Trump Executive Order Aims to Disclose 'Real' Costs for Health Care
President Donald Trump signed an executive order Monday that calls for upfront disclosure by hospitals of actual prices for common tests and procedures to keep costs down.
The idea is to give patients practical information that they can use to help save money. For example, if a hospital charges your insurer $3,500 for a type of echocardiogram and the same test costs $550 in a doctor’s office, you might go for the lower-price procedure to save on copays.
But insurers said the idea could backfire, prompting hospitals that now give deeper discounts to try to raise their own negotiated prices to match what high-earners are getting.
Trump’s order also requires that patients be told ahead of time what their out-of-pocket costs like deductibles and copays will be for many procedures.
Little will change right away. The executive order calls for a rule-making process by federal agencies, which typically takes months or even years. The details of what information will have to be disclosed and how it will be made available to patients must be worked out as part of writing the regulations.

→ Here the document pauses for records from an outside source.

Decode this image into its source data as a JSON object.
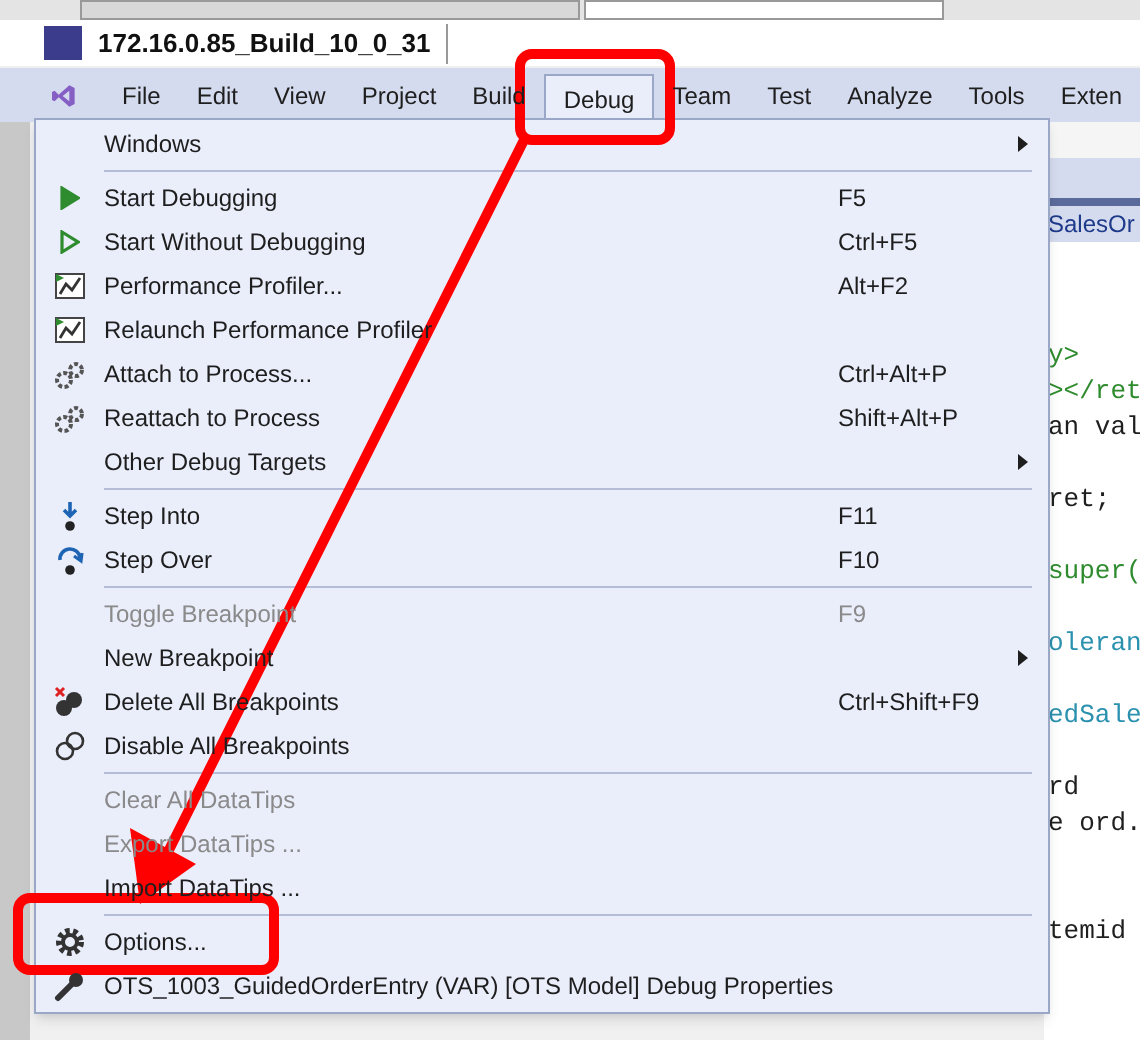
{
  "remote_tab": {
    "title": "172.16.0.85_Build_10_0_31"
  },
  "menu_bar": [
    {
      "label": "File",
      "selected": false
    },
    {
      "label": "Edit",
      "selected": false
    },
    {
      "label": "View",
      "selected": false
    },
    {
      "label": "Project",
      "selected": false
    },
    {
      "label": "Build",
      "selected": false
    },
    {
      "label": "Debug",
      "selected": true
    },
    {
      "label": "Team",
      "selected": false
    },
    {
      "label": "Test",
      "selected": false
    },
    {
      "label": "Analyze",
      "selected": false
    },
    {
      "label": "Tools",
      "selected": false
    },
    {
      "label": "Exten",
      "selected": false
    }
  ],
  "debug_menu": [
    {
      "kind": "item",
      "label": "Windows",
      "disabled": false,
      "submenu": true
    },
    {
      "kind": "separator"
    },
    {
      "kind": "item",
      "label": "Start Debugging",
      "shortcut": "F5",
      "disabled": false,
      "submenu": false
    },
    {
      "kind": "item",
      "label": "Start Without Debugging",
      "shortcut": "Ctrl+F5",
      "disabled": false,
      "submenu": false
    },
    {
      "kind": "item",
      "label": "Performance Profiler...",
      "shortcut": "Alt+F2",
      "disabled": false,
      "submenu": false
    },
    {
      "kind": "item",
      "label": "Relaunch Performance Profiler",
      "disabled": false,
      "submenu": false
    },
    {
      "kind": "item",
      "label": "Attach to Process...",
      "shortcut": "Ctrl+Alt+P",
      "disabled": false,
      "submenu": false
    },
    {
      "kind": "item",
      "label": "Reattach to Process",
      "shortcut": "Shift+Alt+P",
      "disabled": false,
      "submenu": false
    },
    {
      "kind": "item",
      "label": "Other Debug Targets",
      "disabled": false,
      "submenu": true
    },
    {
      "kind": "separator"
    },
    {
      "kind": "item",
      "label": "Step Into",
      "shortcut": "F11",
      "disabled": false,
      "submenu": false
    },
    {
      "kind": "item",
      "label": "Step Over",
      "shortcut": "F10",
      "disabled": false,
      "submenu": false
    },
    {
      "kind": "separator"
    },
    {
      "kind": "item",
      "label": "Toggle Breakpoint",
      "shortcut": "F9",
      "disabled": true,
      "submenu": false
    },
    {
      "kind": "item",
      "label": "New Breakpoint",
      "disabled": false,
      "submenu": true
    },
    {
      "kind": "item",
      "label": "Delete All Breakpoints",
      "shortcut": "Ctrl+Shift+F9",
      "disabled": false,
      "submenu": false
    },
    {
      "kind": "item",
      "label": "Disable All Breakpoints",
      "disabled": false,
      "submenu": false
    },
    {
      "kind": "separator"
    },
    {
      "kind": "item",
      "label": "Clear All DataTips",
      "disabled": true,
      "submenu": false
    },
    {
      "kind": "item",
      "label": "Export DataTips ...",
      "disabled": true,
      "submenu": false
    },
    {
      "kind": "item",
      "label": "Import DataTips ...",
      "disabled": false,
      "submenu": false
    },
    {
      "kind": "separator"
    },
    {
      "kind": "item",
      "label": "Options...",
      "disabled": false,
      "submenu": false
    },
    {
      "kind": "item",
      "label": "OTS_1003_GuidedOrderEntry (VAR) [OTS Model] Debug Properties",
      "disabled": false,
      "submenu": false
    }
  ],
  "editor": {
    "tab": "SalesOr",
    "lines": [
      {
        "kind": "blank"
      },
      {
        "kind": "code",
        "text": "y>",
        "color": "#2e8b2e"
      },
      {
        "kind": "code",
        "text": "></ret",
        "color": "#2e8b2e"
      },
      {
        "kind": "code",
        "text": "an val",
        "color": "#1f1f1f"
      },
      {
        "kind": "blank"
      },
      {
        "kind": "code",
        "text": "ret;",
        "color": "#1f1f1f"
      },
      {
        "kind": "blank"
      },
      {
        "kind": "code",
        "text": "super(",
        "color": "#2e8b2e"
      },
      {
        "kind": "blank"
      },
      {
        "kind": "code",
        "text": "oleran",
        "color": "#2b91af"
      },
      {
        "kind": "blank"
      },
      {
        "kind": "code",
        "text": "edSale",
        "color": "#2b91af"
      },
      {
        "kind": "blank"
      },
      {
        "kind": "code",
        "text": "rd",
        "color": "#1f1f1f"
      },
      {
        "kind": "code",
        "text": "e ord.",
        "color": "#1f1f1f"
      },
      {
        "kind": "blank"
      },
      {
        "kind": "blank"
      },
      {
        "kind": "code",
        "text": "temid",
        "color": "#1f1f1f"
      }
    ]
  }
}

That will involve a complex give-and-take with hospitals, insurers and others affected.Consumers will have to wait to see whether the results live up to the administration’s promises.
Azar pushed back against that argument, saying insurers do ultimately disclose their payment rates when they send individual patients an “explanation of benefits.” That’s the technical term for the form that patients get after they’ve had a procedure or seen the doctor.

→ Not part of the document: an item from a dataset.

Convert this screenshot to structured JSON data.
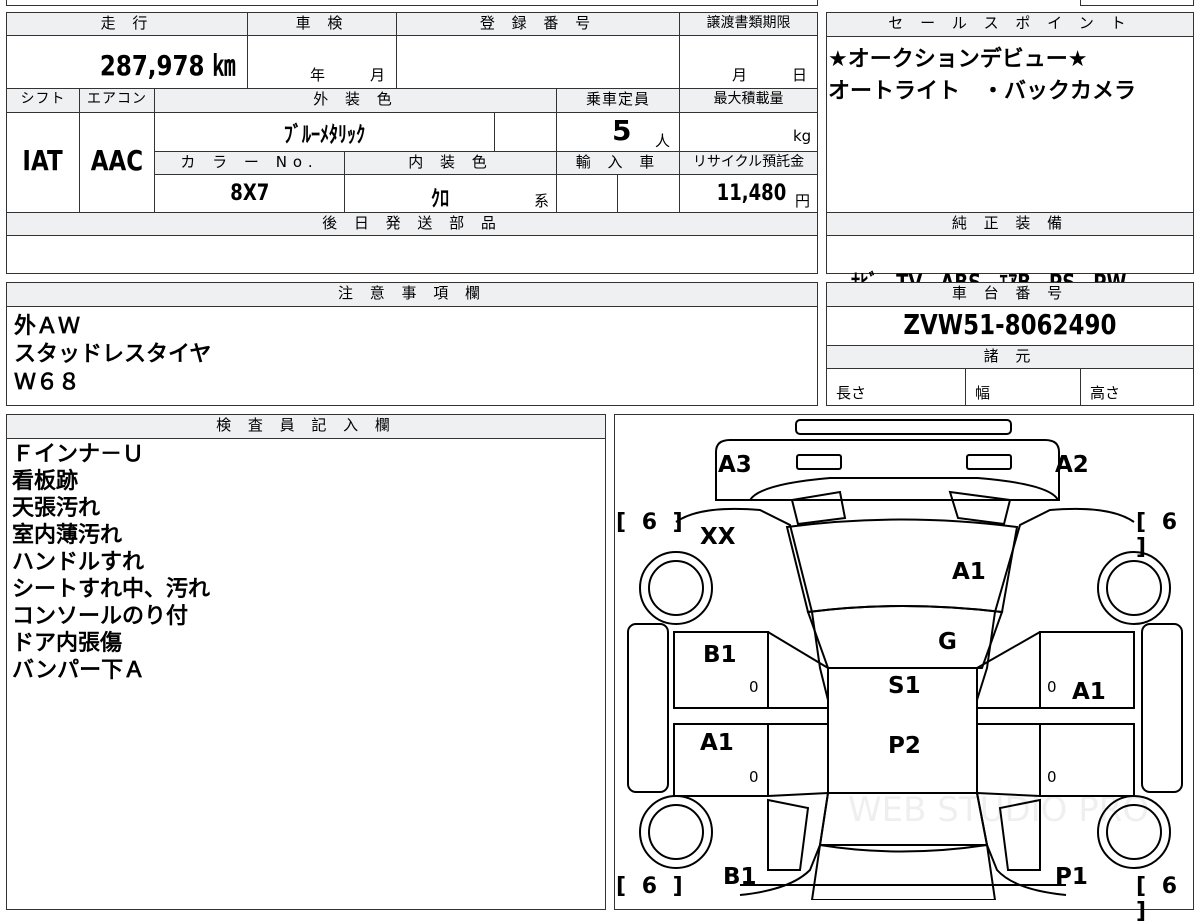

“Every time one of us goes to a hospital, within a couple of weeks there arrives an explanation of benefits that contains the list price, the negotiated price, and your out-of-pocket cost,” Azar said. “This is not some great state secret out there.” He said “that information is out there, it just needs to be presented to patients at the right time, in the right format, so it can help drive decision-making for them.”
Trump’s executive order also calls for:
—expanded uses for health savings accounts, a tax-advantaged way to pay health care bills that has long been favored by Republicans. Coupled with a lower-premium, high-deductible insurance plan, the accounts can be used to pay out-of-pocket costs for routine medical exams and procedures.
—a plan to pull together the government’s various health care quality rating systems for hospitals, nursing homes, and Medicare Advantage plans, improving reporting of information to consumers.
—more access by researchers to health care information, such as claims for services covered by government programs like Medicare. The data would be stripped of details that could identify individual patients.